Wednesday, October 10, 2018

The River and the Ocean

I think that it is somewhere in Freud’s correspondence that he writes about the “oceanic feeling”, a vague but comforting perception of unity with the universe in which the sense of individual identity, while not quite obliterated, succumbs to an all-encompassing vastness. I believe he theorized that it was a fetal memory of the security of the amniotic pool, but it is frequently experienced in end-of-life scenarios as well. Someone once described it as the religious experience of the non-religious. But why not as well the non-religious feeling of the religious? That is how I am feeling it, only for me it is as much about the river as about the ocean. Coleridge’s greatest poem, or rather maybe his best-known poem, the fragmentary vision called “Xanadu,” begins with a description of the building site chosen by the Great Khan for his fabulous “pleasure dome,” a landscape through which “Alph, the sacred river ran / Through caverns measureless to man/Down to a sunless sea.” The river cascades, “And sank in tumult to a lifeless ocean ;/ And ‘mid this tumult Kubla heard from far/Ancestral voices prophesying war!"  “Sunless” and “lifeless” are hardly upbeat images.

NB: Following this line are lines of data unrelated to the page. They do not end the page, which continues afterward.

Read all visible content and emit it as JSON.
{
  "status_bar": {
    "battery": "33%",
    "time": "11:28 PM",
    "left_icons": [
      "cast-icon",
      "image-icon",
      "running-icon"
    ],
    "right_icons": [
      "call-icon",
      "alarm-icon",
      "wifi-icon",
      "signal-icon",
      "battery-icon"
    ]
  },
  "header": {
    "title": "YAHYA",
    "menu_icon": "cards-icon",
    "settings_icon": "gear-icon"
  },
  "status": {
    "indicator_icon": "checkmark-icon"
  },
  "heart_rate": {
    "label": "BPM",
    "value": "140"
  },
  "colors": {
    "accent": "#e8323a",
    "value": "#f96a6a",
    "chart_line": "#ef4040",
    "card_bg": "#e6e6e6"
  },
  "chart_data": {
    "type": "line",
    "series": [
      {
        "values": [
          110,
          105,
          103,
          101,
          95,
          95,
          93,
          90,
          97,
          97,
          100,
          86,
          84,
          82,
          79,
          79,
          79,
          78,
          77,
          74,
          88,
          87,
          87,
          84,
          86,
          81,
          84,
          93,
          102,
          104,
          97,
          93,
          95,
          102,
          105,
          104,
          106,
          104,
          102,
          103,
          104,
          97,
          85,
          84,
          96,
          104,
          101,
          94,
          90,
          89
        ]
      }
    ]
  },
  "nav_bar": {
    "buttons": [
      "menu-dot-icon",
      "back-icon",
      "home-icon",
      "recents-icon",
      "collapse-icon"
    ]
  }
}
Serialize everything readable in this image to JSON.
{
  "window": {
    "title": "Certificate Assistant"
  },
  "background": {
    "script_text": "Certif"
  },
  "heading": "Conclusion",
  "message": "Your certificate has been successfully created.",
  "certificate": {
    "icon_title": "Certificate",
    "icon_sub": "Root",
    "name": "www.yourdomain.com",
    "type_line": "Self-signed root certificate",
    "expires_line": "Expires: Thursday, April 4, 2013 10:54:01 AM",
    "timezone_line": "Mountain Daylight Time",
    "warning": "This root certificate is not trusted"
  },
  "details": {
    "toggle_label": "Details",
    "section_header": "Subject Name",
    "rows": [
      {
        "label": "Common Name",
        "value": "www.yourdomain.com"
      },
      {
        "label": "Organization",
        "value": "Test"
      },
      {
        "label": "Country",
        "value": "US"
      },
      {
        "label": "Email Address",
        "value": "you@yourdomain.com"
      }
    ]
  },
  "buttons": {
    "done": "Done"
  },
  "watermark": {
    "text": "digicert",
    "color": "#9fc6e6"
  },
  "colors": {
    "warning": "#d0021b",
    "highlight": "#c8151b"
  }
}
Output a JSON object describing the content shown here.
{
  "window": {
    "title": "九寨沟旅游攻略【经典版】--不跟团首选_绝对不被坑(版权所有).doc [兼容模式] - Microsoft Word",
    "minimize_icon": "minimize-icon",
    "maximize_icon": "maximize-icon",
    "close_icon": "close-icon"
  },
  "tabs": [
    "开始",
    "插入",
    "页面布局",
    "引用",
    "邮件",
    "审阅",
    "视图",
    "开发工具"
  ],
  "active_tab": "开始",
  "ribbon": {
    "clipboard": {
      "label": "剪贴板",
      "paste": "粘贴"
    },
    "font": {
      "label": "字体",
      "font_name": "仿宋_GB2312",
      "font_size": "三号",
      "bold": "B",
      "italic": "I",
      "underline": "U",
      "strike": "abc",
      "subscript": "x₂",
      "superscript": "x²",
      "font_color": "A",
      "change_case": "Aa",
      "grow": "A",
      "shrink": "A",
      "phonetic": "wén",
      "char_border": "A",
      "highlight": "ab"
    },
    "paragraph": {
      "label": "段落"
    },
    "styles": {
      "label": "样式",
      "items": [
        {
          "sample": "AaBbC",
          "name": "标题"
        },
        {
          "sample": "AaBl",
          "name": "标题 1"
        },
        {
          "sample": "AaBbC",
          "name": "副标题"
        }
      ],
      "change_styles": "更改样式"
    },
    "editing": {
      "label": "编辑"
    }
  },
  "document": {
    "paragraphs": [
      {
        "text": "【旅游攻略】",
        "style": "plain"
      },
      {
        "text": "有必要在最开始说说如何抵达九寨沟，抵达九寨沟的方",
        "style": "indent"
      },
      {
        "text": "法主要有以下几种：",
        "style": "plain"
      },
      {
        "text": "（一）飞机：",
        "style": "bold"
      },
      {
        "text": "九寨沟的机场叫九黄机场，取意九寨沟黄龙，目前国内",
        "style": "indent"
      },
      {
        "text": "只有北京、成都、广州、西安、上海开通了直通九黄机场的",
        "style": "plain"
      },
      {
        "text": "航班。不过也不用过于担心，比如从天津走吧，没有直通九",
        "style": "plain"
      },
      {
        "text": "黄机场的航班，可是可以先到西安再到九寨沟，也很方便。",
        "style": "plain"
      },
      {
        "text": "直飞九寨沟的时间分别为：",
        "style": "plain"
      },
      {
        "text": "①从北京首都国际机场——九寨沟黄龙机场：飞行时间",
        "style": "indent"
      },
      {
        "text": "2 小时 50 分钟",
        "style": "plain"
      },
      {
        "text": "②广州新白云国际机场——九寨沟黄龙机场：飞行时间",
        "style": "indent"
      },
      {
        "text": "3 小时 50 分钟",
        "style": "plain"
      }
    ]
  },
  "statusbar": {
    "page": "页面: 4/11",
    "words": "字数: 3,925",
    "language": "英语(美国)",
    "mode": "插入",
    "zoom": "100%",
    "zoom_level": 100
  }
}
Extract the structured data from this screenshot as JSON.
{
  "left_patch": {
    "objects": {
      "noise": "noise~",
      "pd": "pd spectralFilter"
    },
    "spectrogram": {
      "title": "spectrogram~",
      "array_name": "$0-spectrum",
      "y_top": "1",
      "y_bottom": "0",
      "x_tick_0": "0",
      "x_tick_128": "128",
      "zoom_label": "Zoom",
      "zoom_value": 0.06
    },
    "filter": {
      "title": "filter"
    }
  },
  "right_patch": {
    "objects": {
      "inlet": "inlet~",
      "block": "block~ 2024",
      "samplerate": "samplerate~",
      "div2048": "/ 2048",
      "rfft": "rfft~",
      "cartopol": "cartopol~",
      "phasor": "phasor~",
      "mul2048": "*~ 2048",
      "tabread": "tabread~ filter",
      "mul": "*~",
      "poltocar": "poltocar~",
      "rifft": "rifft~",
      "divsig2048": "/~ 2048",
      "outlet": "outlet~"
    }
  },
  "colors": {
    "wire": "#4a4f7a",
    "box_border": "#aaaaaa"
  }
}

For me the river—with its energy, its vitality, its ceaseless Heraclitean movement--is to be preferred, but I am not in a situation where preference is the decisive factor. This is not an autobiographical blog, but I probably need to be a little less oblique in addressing a kind readership, not all of whom can be familiar with the obsolete medieval Latin of the universities. I refer to “Aegrotat”, which turns out not to have been universally comprehensible. The blunter truth is that I am in the midst of an already extended stay in hospital, to which I was admitted on an emergency basis for a condition arising as one of the dreaded “side effects” of chemotherapy. Having brought under control the presenting problem, they returned last night to the therapy, and that doubtless is why my midnight mind returned to Coleridge’s “Kubla Khan,” one of the great hop head poems in our tongue. As he started writing the poet was powerfully animated by the ingestion of opium, but he was inopportunely interrupted by “a person from Porlock” knocking on his front door. Nobody knows who exactly this unfortunate visitor was, but he has a lot to answer for. He stayed for a full hour, by which time the poet’s buzz was gone, and with it his pizzaz. Hence the fragmentary nature of “Kubla Khan”. 

 The future of “Gladlylerne” naturally depends upon the uncertain future of the writer of “Gladlyteche.” But modern medicine is truly miraculous, and there is at least some hope that I might return to topics of wider interest than my hallucinatory dreams—such topics as those raised by my readings in the Library of America’s Civil War volumes, which have been reflected in a few earlier posts. There is some concrete evidence here. Yesterday my old friend Sean Wilentz visited me, bearing in hand a precious gift. This was a copy—signed and with a flattering inscription-- of his most recent book: No Property in Man: Slavery and Antislavery at the Nation’s Founding (Harvard University Press, 2018). I rarely finish reading a book within a day of receiving it, but then again I am rarely confined to a bed. This book is not a page-turner. It requires too much thought and too much attention to its copious detail for that. Nor am I a professional American historian--among whose ranks Wilentz is eminent--qualified to identify with precision every point of the book’s originality and the finesse of its revisionism. But like a lot of gloomy Americans I have long believed that the Founders, adopting a transactional attitude half way between mere expediency and sheer hypocrisy, abandoned our precious founding documents to the censorship of slaveholders. Wilentz shows how far that is from being true, beginning with his incremental exegesis of the phrase “property in man” as an apparent euphemism for chattel slavery. Words matter. They mattered in 1790. And words that recognized the existence of a nearly universal social reality were by no means words that could long approve, propagate, or eventually protect slavery. Guided by Wilentz’s careful tutelage a reader of the papers of the Constitutional Congress may with Kubla Khan very well “hear from far/Ancestral voices prophesying war!”